Pudahuel, Santiago de Chile, 24 de febrero 2015. Una de las denuncias más frecuentes que llegan a diario Tropezón de parte de los vecinos, es el abuso desproporcionado que hacen algunos malos intencionados, convirtiendo nuestras avenidas principales en microbasurales. Claro que los responsables son los mismos pudahuelinos, que en un gesto poco amable, botan y botan basura sin importar el entorno y las demás personas.
Este fenómeno no solo se da en las calles más concurridas. Los inescrupulosos no respetan lugar desocupado para ser utilizado como punto de acopio de basura. Agrandar la cocina, realizar una ampliación, mejorar la calidad de tu casa, cambiar el televisor, juegos de baño, incluso la muerte de una mascota, todo es material para ensuciar la comuna.
Y, para nadie es una sorpresa que pase un persona con características de estar enfermo por el consumo de alcohol o drogas, y que por sólo una moneda bota todos los desechos de su hogar, librando de responsabilidad al propietario, entregando un problema directo a otro vecinos que recibe la basura frente a su casa aguantando malos olores. ¿A quién le gustaría vivir frente a un basural? Creo que a nadie.

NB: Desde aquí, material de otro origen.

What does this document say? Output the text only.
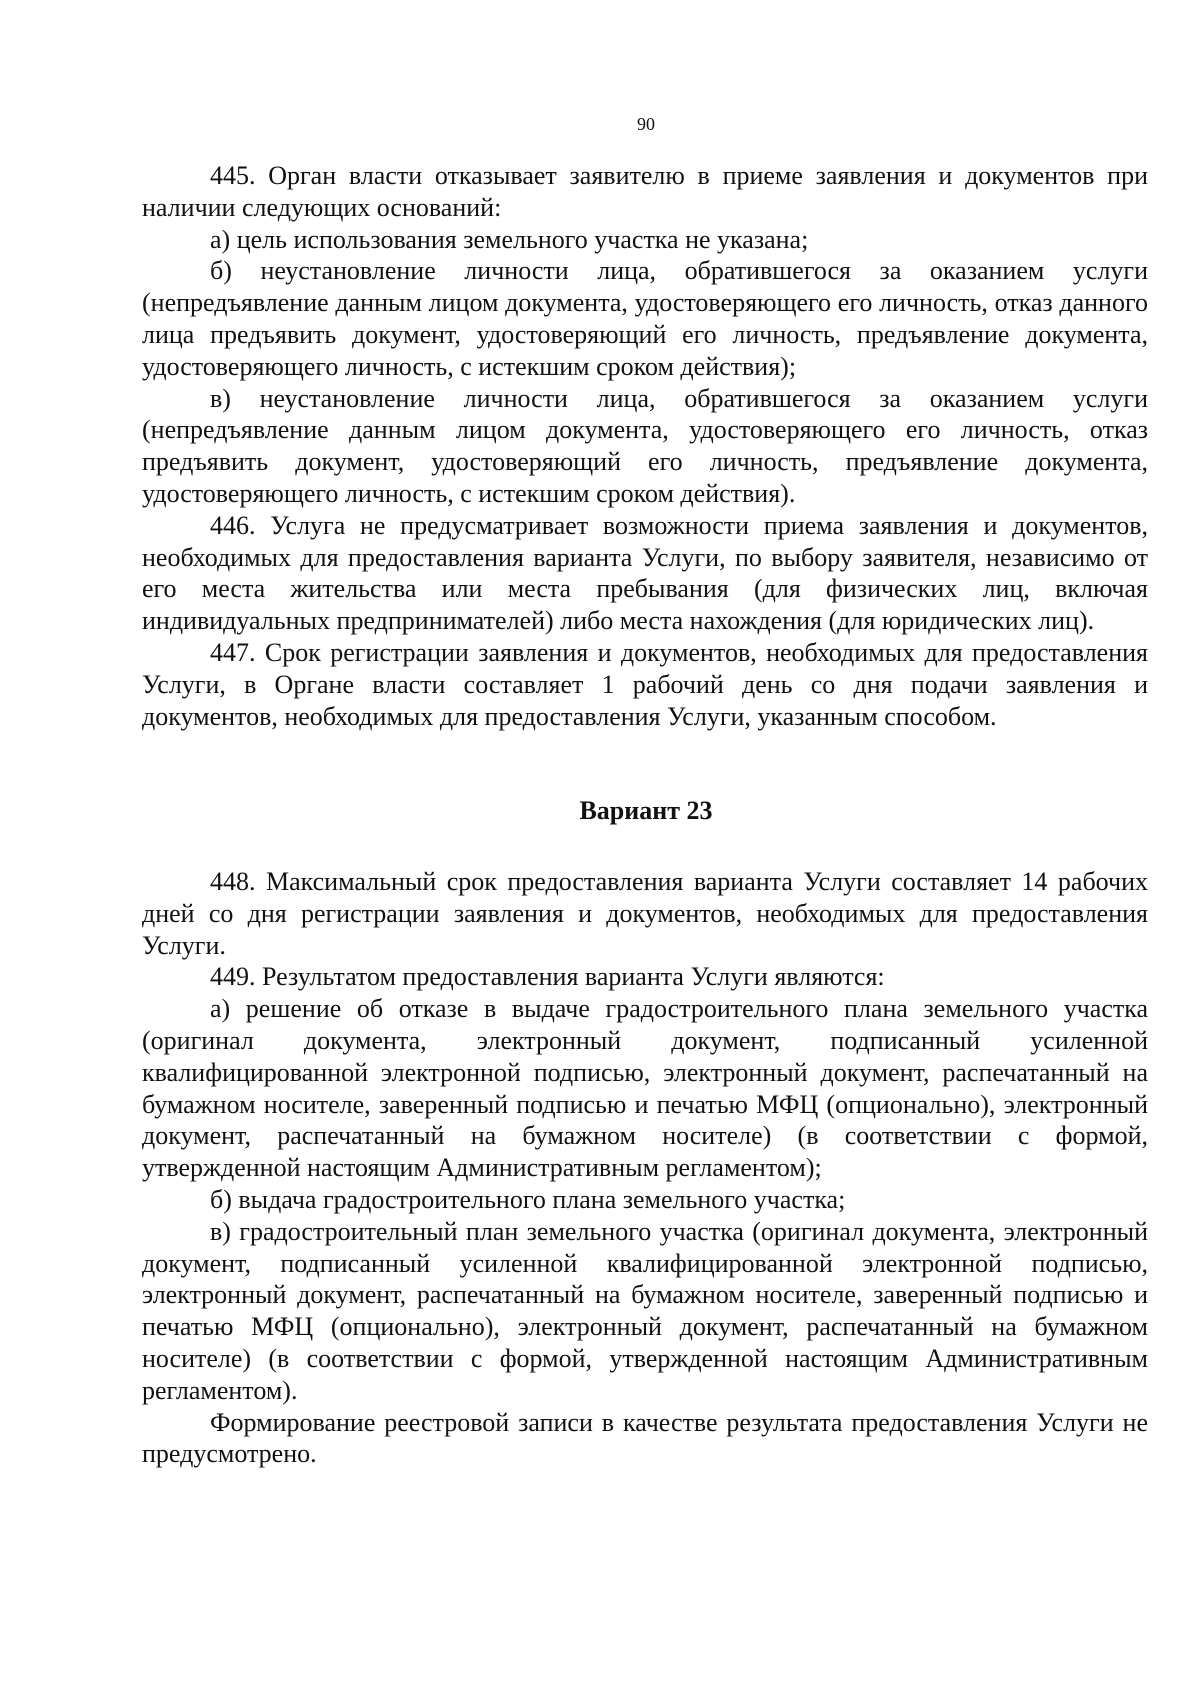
90

445. Орган власти отказывает заявителю в приеме заявления и документов при наличии следующих оснований:

а) цель использования земельного участка не указана;

б) неустановление личности лица, обратившегося за оказанием услуги (непредъявление данным лицом документа, удостоверяющего его личность, отказ данного лица предъявить документ, удостоверяющий его личность, предъявление документа, удостоверяющего личность, с истекшим сроком действия);

в) неустановление личности лица, обратившегося за оказанием услуги (непредъявление данным лицом документа, удостоверяющего его личность, отказ предъявить документ, удостоверяющий его личность, предъявление документа, удостоверяющего личность, с истекшим сроком действия).

446. Услуга не предусматривает возможности приема заявления и документов, необходимых для предоставления варианта Услуги, по выбору заявителя, независимо от его места жительства или места пребывания (для физических лиц, включая индивидуальных предпринимателей) либо места нахождения (для юридических лиц).

447. Срок регистрации заявления и документов, необходимых для предоставления Услуги, в Органе власти составляет 1 рабочий день со дня подачи заявления и документов, необходимых для предоставления Услуги, указанным способом.

Вариант 23

448. Максимальный срок предоставления варианта Услуги составляет 14 рабочих дней со дня регистрации заявления и документов, необходимых для предоставления Услуги.

449. Результатом предоставления варианта Услуги являются:

а) решение об отказе в выдаче градостроительного плана земельного участка (оригинал документа, электронный документ, подписанный усиленной квалифицированной электронной подписью, электронный документ, распечатанный на бумажном носителе, заверенный подписью и печатью МФЦ (опционально), электронный документ, распечатанный на бумажном носителе) (в соответствии с формой, утвержденной настоящим Административным регламентом);

б) выдача градостроительного плана земельного участка;

в) градостроительный план земельного участка (оригинал документа, электронный документ, подписанный усиленной квалифицированной электронной подписью, электронный документ, распечатанный на бумажном носителе, заверенный подписью и печатью МФЦ (опционально), электронный документ, распечатанный на бумажном носителе) (в соответствии с формой, утвержденной настоящим Административным регламентом).

Формирование реестровой записи в качестве результата предоставления Услуги не предусмотрено.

¿Qué se hace para evitarlo?, poco y nada. Las autoridades ponen un letrero que indica multas a quien sea sorprendido en esta mala práctica, y la verdad eso no resulta, donde incluso las personas se burlan botando escombros bajo la misma advertencia.
Las consecuencias de esta acción por parte de los vecinos, y de la poca fiscalización municipal, lleva a elevar el costo de retiro de basura ya que cada limpieza en terrenos ocupados se paga con plata de todos los pudahuelinos. Entonces, si cuidamos y sancionamos al que bota basura de forma inescrupulosa, podríamos tener una comuna más verde, más plazas, con más bandejones limpios. El Pudahuel que merecemos.